Foto: Melanie Bültmann
Samstag, 01.10.2016

Nordhorn-Lingen ohne Heiny nach Konstanz

Erster Auftritt beim Aufsteiger


Premiere für den Handball-Zweitligisten HSG Nordhorn-Lingen: Die Mannschaft von Trainer Heiner Bültmann tritt am Samstag um 20 Uhr erstmals bei Aufsteiger HSG Konstanz an. Dabei muss sie ohne Rückraumspieler Lutz Heinny auskommen, der sich beim Training am Mittwoch das Knie verdreht hat.

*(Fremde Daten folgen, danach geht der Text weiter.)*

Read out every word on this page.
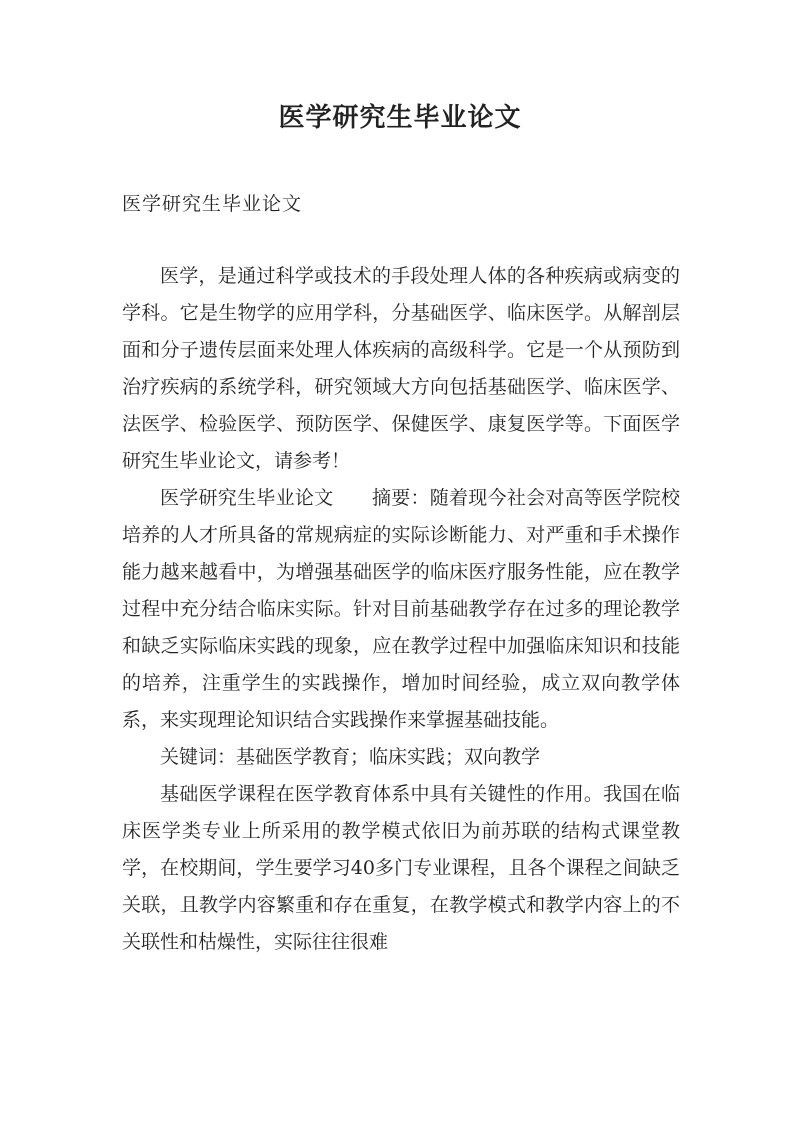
医学研究生毕业论文
医学研究生毕业论文

医学，是通过科学或技术的手段处理人体的各种疾病或病变的学科。它是生物学的应用学科，分基础医学、临床医学。从解剖层面和分子遗传层面来处理人体疾病的高级科学。它是一个从预防到治疗疾病的系统学科，研究领域大方向包括基础医学、临床医学、法医学、检验医学、预防医学、保健医学、康复医学等。下面医学研究生毕业论文，请参考！

医学研究生毕业论文　　摘要：随着现今社会对高等医学院校培养的人才所具备的常规病症的实际诊断能力、对严重和手术操作能力越来越看中，为增强基础医学的临床医疗服务性能，应在教学过程中充分结合临床实际。针对目前基础教学存在过多的理论教学和缺乏实际临床实践的现象，应在教学过程中加强临床知识和技能的培养，注重学生的实践操作，增加时间经验，成立双向教学体系，来实现理论知识结合实践操作来掌握基础技能。

关键词：基础医学教育；临床实践；双向教学

基础医学课程在医学教育体系中具有关键性的作用。我国在临床医学类专业上所采用的教学模式依旧为前苏联的结构式课堂教学，在校期间，学生要学习40多门专业课程，且各个课程之间缺乏关联，且教学内容繁重和存在重复，在教学模式和教学内容上的不关联性和枯燥性，实际往往很难
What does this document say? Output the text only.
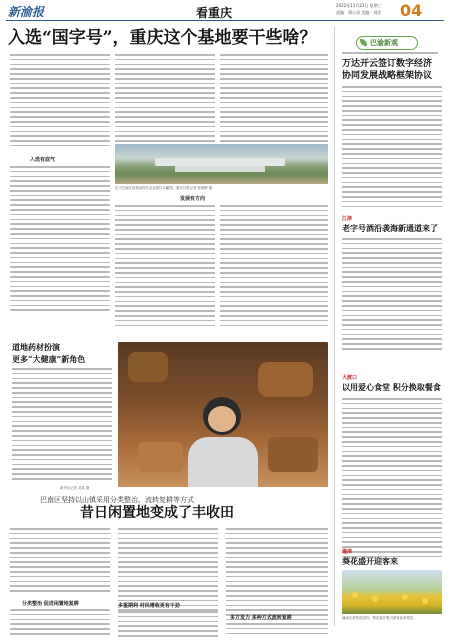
新渝报	看重庆
2022年11月23日 星期三
责编：谭小清 美编：刘洋 04
入选“国字号”，重庆这个基地要干些啥？
入选有底气
位于巴南区的某某现代农业园区鸟瞰图。重庆日报记者 张锦辉 摄
发展有方向
巴渝新观
万达开云签订数字经济
协同发展战略框架协议
江津
老字号酒沿袭海新通道来了
大渡口
以用爱心食堂 积分换取餐食
潼南
葵花盛开迎客来
潼南区某葵花园内，葵花盛开吸引游客前来观赏。
道地药材扮演
更多“大健康”新角色
新华社记者 刘某 摄
巴南区坚持以山镇采用分类整治、流转复耕等方式
昔日闲置地变成了丰收田
分类整治 促进闲置地复耕	多重期利 村民增收更有干劲
多方发力 多种方式流转复耕
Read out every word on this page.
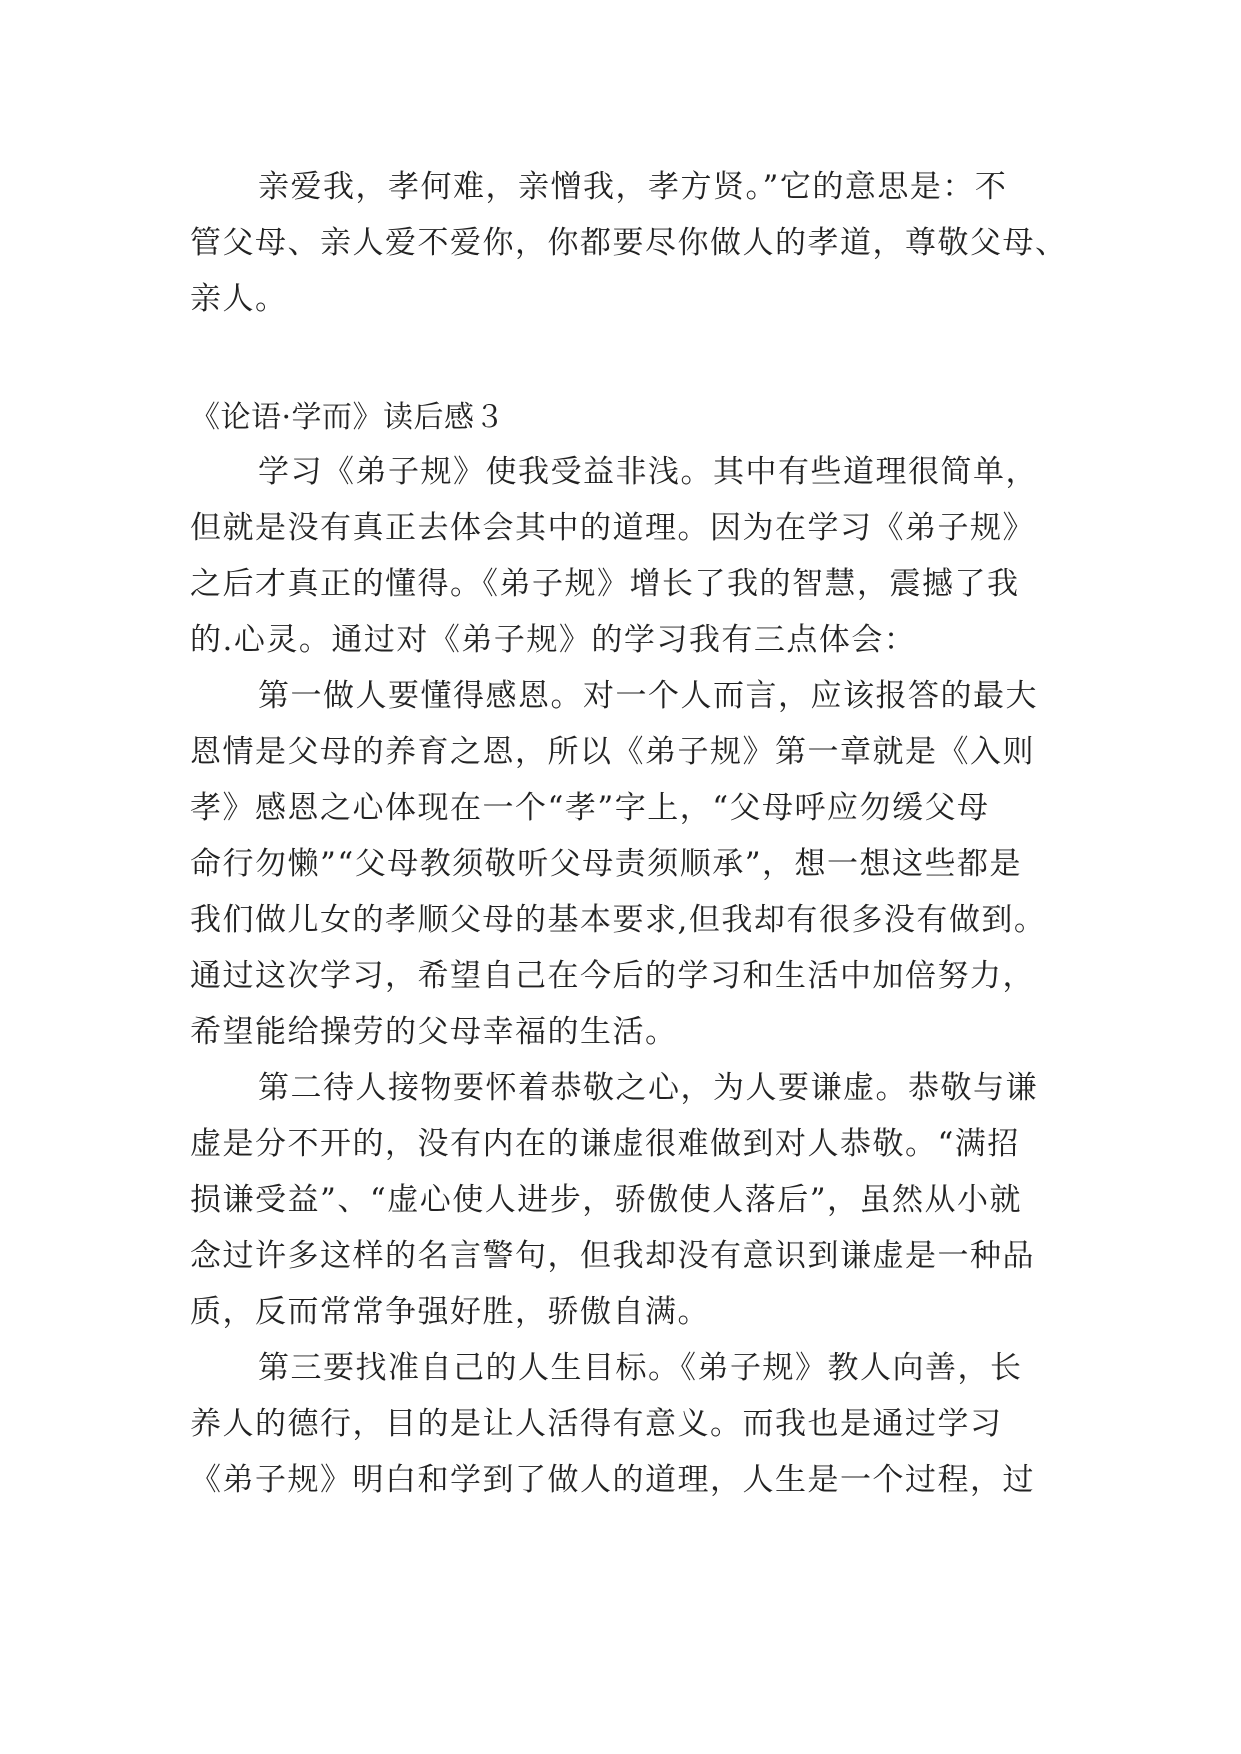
亲爱我，孝何难，亲憎我，孝方贤。”它的意思是：不
管父母、亲人爱不爱你，你都要尽你做人的孝道，尊敬父母、
亲人。
《论语·学而》读后感３
学习《弟子规》使我受益非浅。其中有些道理很简单，
但就是没有真正去体会其中的道理。因为在学习《弟子规》
之后才真正的懂得。《弟子规》增长了我的智慧，震撼了我
的.心灵。通过对《弟子规》的学习我有三点体会：
第一做人要懂得感恩。对一个人而言，应该报答的最大
恩情是父母的养育之恩，所以《弟子规》第一章就是《入则
孝》感恩之心体现在一个“孝”字上，“父母呼应勿缓父母
命行勿懒”“父母教须敬听父母责须顺承”，想一想这些都是
我们做儿女的孝顺父母的基本要求,但我却有很多没有做到。
通过这次学习，希望自己在今后的学习和生活中加倍努力，
希望能给操劳的父母幸福的生活。
第二待人接物要怀着恭敬之心，为人要谦虚。恭敬与谦
虚是分不开的，没有内在的谦虚很难做到对人恭敬。“满招
损谦受益”、“虚心使人进步，骄傲使人落后”，虽然从小就
念过许多这样的名言警句，但我却没有意识到谦虚是一种品
质，反而常常争强好胜，骄傲自满。
第三要找准自己的人生目标。《弟子规》教人向善，长
养人的德行，目的是让人活得有意义。而我也是通过学习
《弟子规》明白和学到了做人的道理，人生是一个过程，过
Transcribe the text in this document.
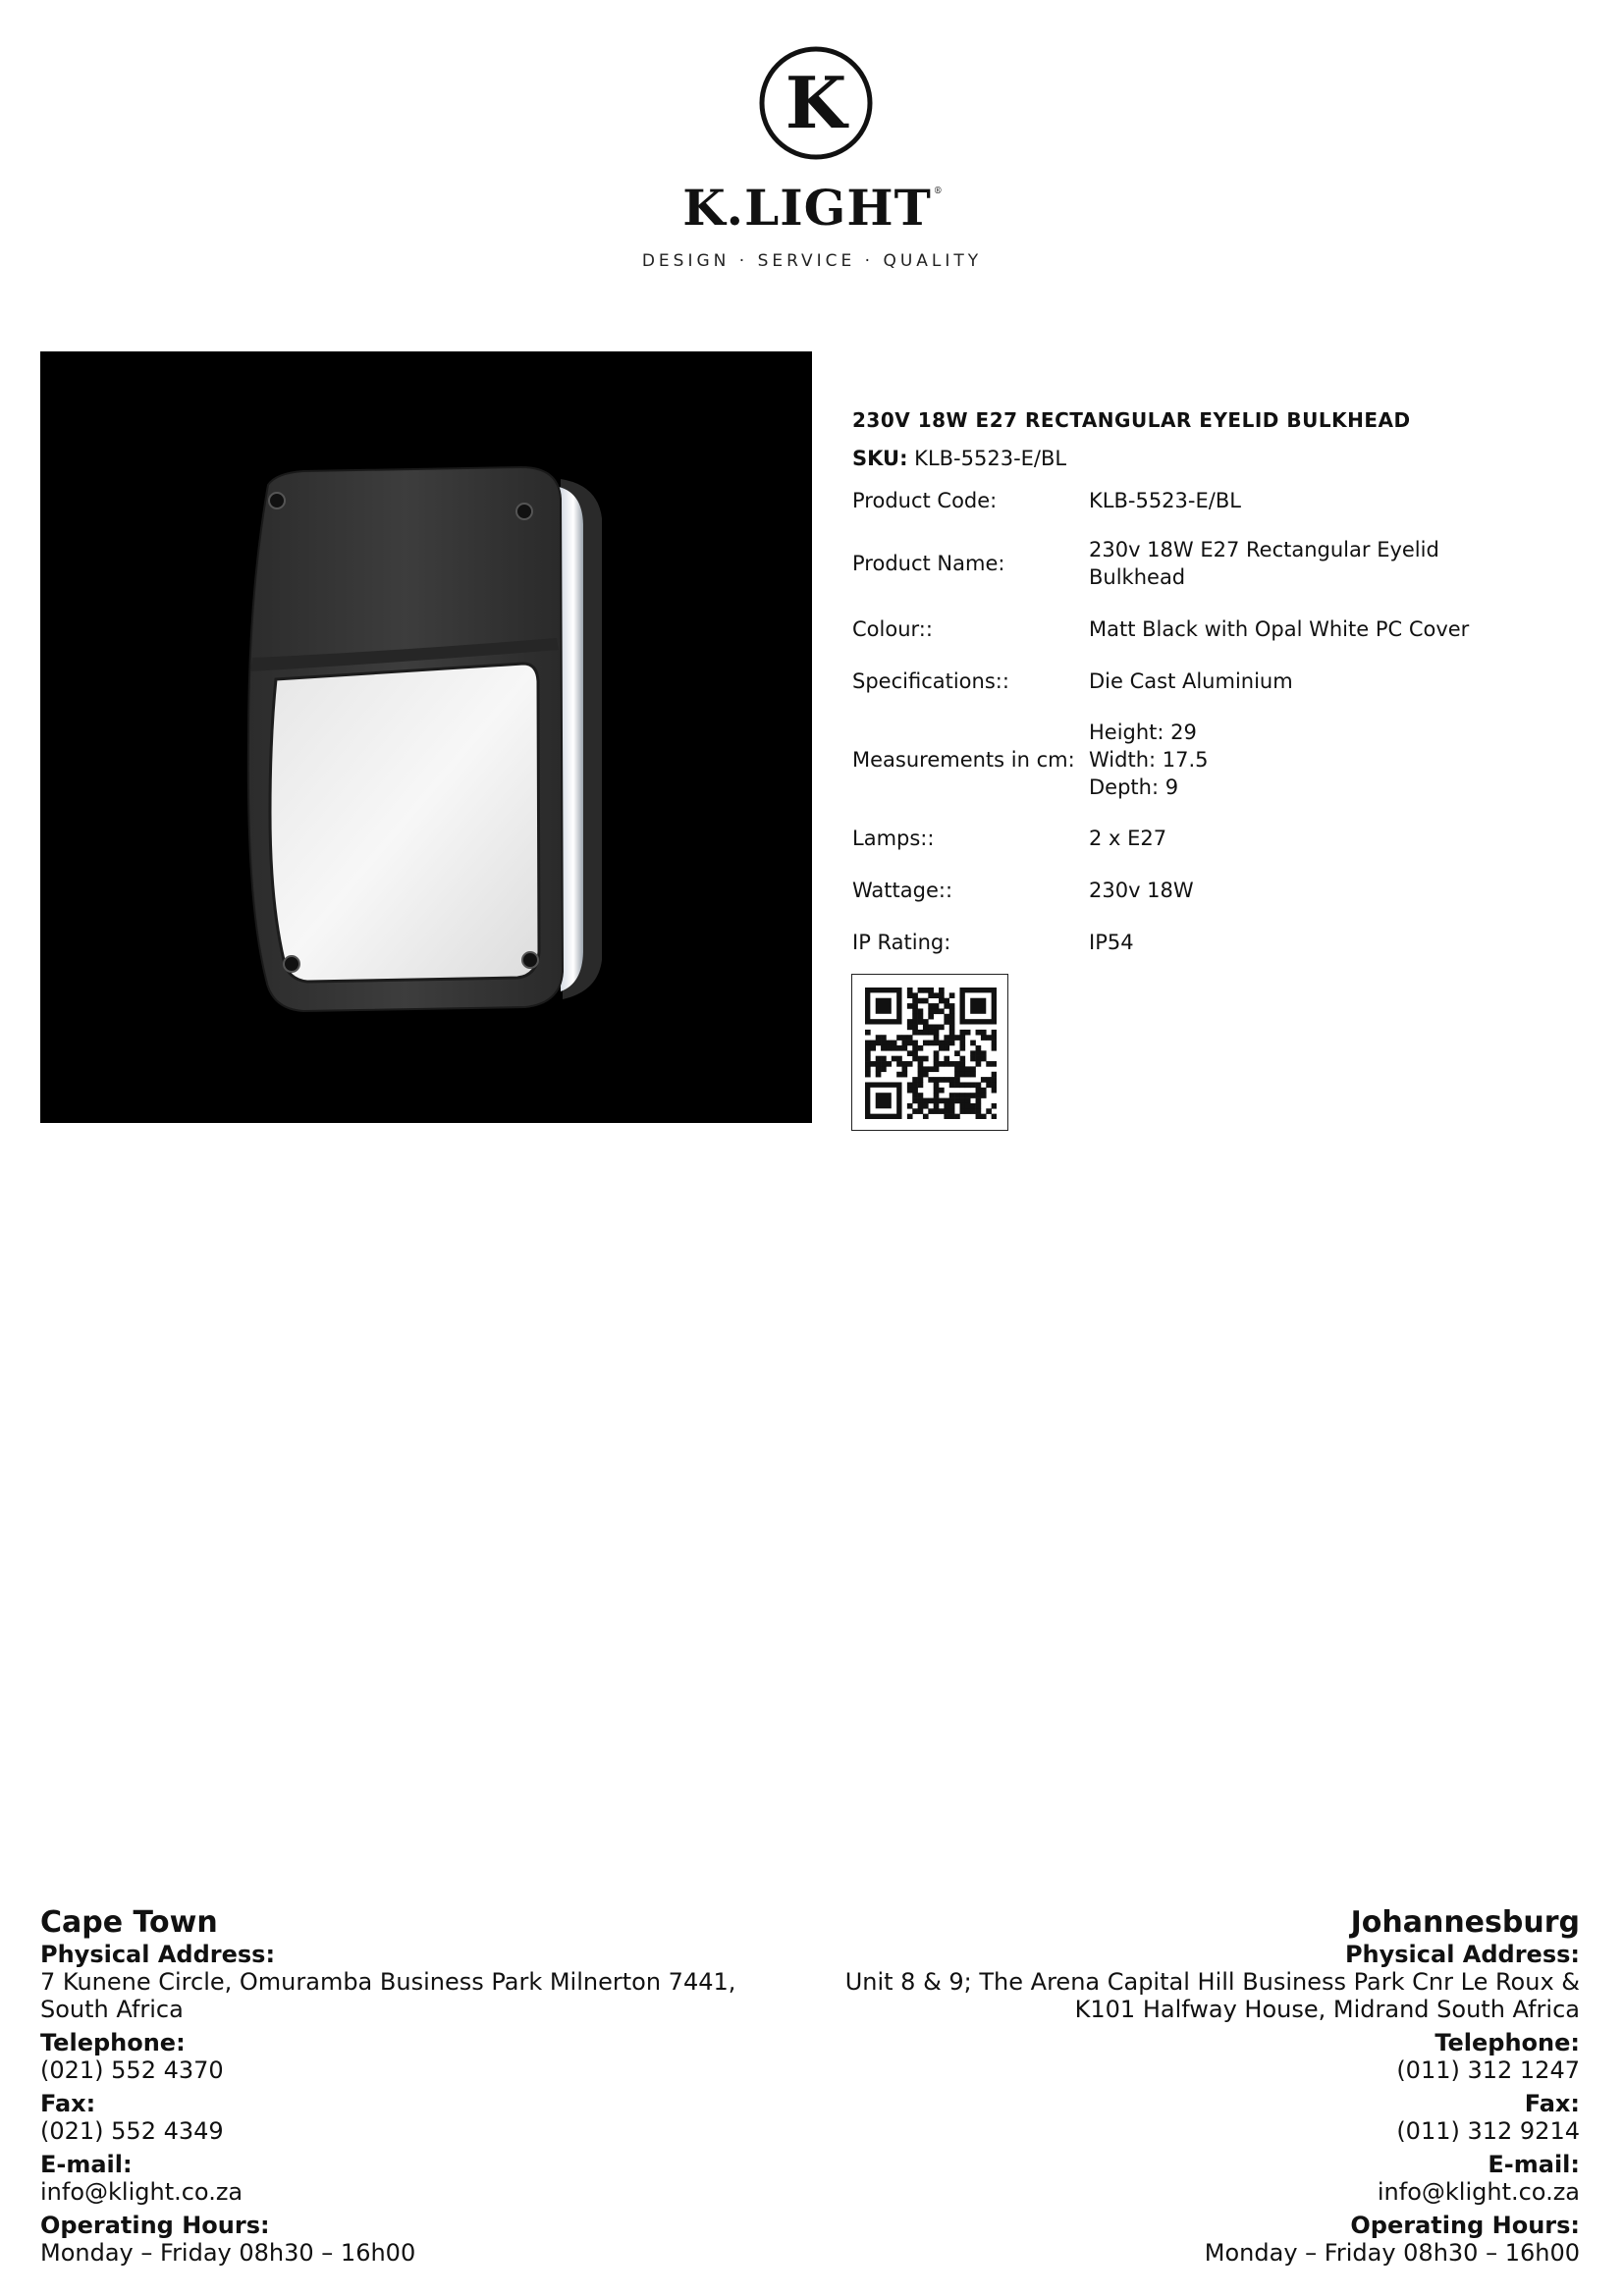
K
K.LIGHT ®
DESIGN · SERVICE · QUALITY
230V 18W E27 RECTANGULAR EYELID BULKHEAD
SKU: KLB-5523-E/BL
Product Code:	KLB-5523-E/BL
Product Name:
230v 18W E27 Rectangular Eyelid Bulkhead
Colour::	Matt Black with Opal White PC Cover
Specifications::	Die Cast Aluminium
Measurements in cm:
Height: 29
Width: 17.5
Depth: 9
Lamps::	2 x E27
Wattage::	230v 18W
IP Rating:	IP54
Cape Town
Physical Address:
7 Kunene Circle, Omuramba Business Park Milnerton 7441, South Africa
Telephone:
(021) 552 4370
Fax:
(021) 552 4349
E-mail:
info@klight.co.za
Operating Hours:
Monday – Friday 08h30 – 16h00
Johannesburg
Physical Address:
Unit 8 & 9; The Arena Capital Hill Business Park Cnr Le Roux & K101 Halfway House, Midrand South Africa
Telephone:
(011) 312 1247
Fax:
(011) 312 9214
E-mail:
info@klight.co.za
Operating Hours:
Monday – Friday 08h30 – 16h00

„Das macht es schwerer“, erklärt Bültmann, der noch keine Diagnose hat. Schließlich hat sich Heiny in der vergangenen Saison gut entwickelt. Er präsentierte sich zuletzt in Top-Form. Der 21-Jährige ist einer der gefährlichsten HSG-Schützen. Aktuell hat er in fünf Ligaspielen 18 Treffer erzielt. Stephan Wilmsen oder Nils Meyer können an diesem Wochenende nicht aushelfen. „Aber wir wollen nicht jammern“, erklärt Bültmann.

Weiteste Auswärtsfahrt

Zudem steht das Zwei-Städte-Team vor der mit über 700 Kilometern weitesten Auswärtsfahrt. Obwohl es weite Busreisen gewöhnt ist, hat es sich bereits am Freitag auf den Weg Richtung Bodensee gemacht. Es will optimal vorbereitet in die dritte Auswärtspartie gehen und natürlich etwas Zählbares im Gepäck mit zurücknehmen.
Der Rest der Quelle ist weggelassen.